Filiera corta e delocalizzazione della produzione, il suggerimento UE per la crisi alimentare globale
La criticità potrebbe essere rappresentata da talune avversità climatiche che in aree fortemente sottosviluppate non si riescono a sanare. Un problema su tutti è la siccità che sta mettendo in ginocchio molta parte dell’India e dell’Africa. Infatti il relatore della Commissione NAT Christophe Clergeau, membro del Consiglio regionale dei Paesi della Loira, si rammarica. E cioè prende atto del fatto che la Commissione europea «sottovaluti la vulnerabilità delle filiere alimentari soggette a rischi climatici, instabilità geopolitiche e crisi sanitarie».

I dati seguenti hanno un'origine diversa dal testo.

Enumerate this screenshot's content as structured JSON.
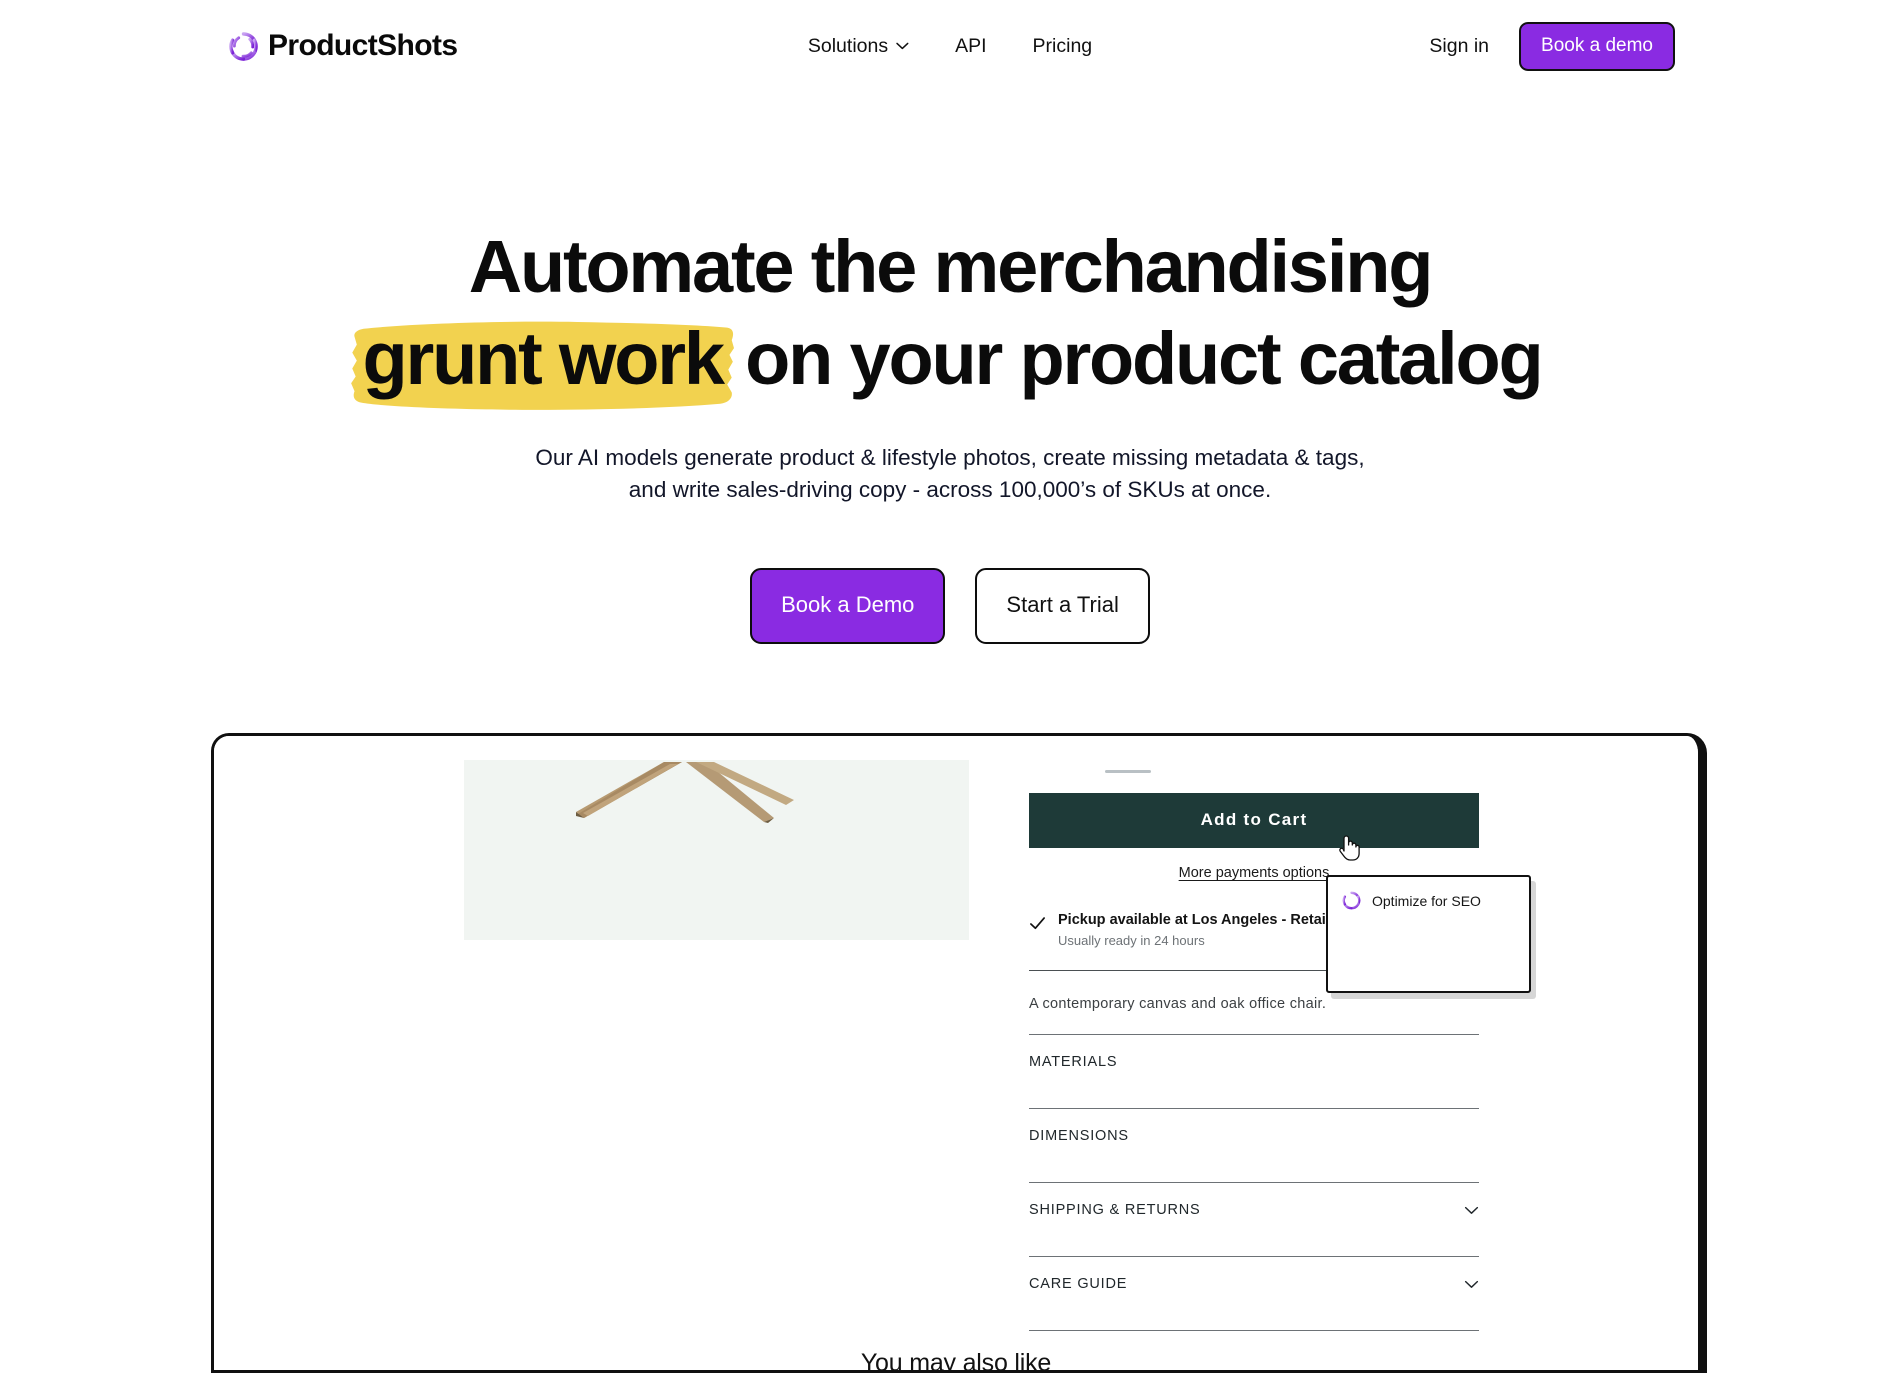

Infatti, proprio dai Paesi della Loira arriva uno dei suggerimenti più interessanti. Una riforma della politica comune europea (PAC) che si orienti alla delocalizzazione. Ma anche alla riduzione dell’impatto ambientale. Che certamente è un bel dire, abbastanza difficile da applicare perché implica innovazione in agricoltura. E forse questo non è proprio il momento ideale perché nel frattempo molta della popolazione mondiale inizia a soffrire la mancanza di materie prime alimentari.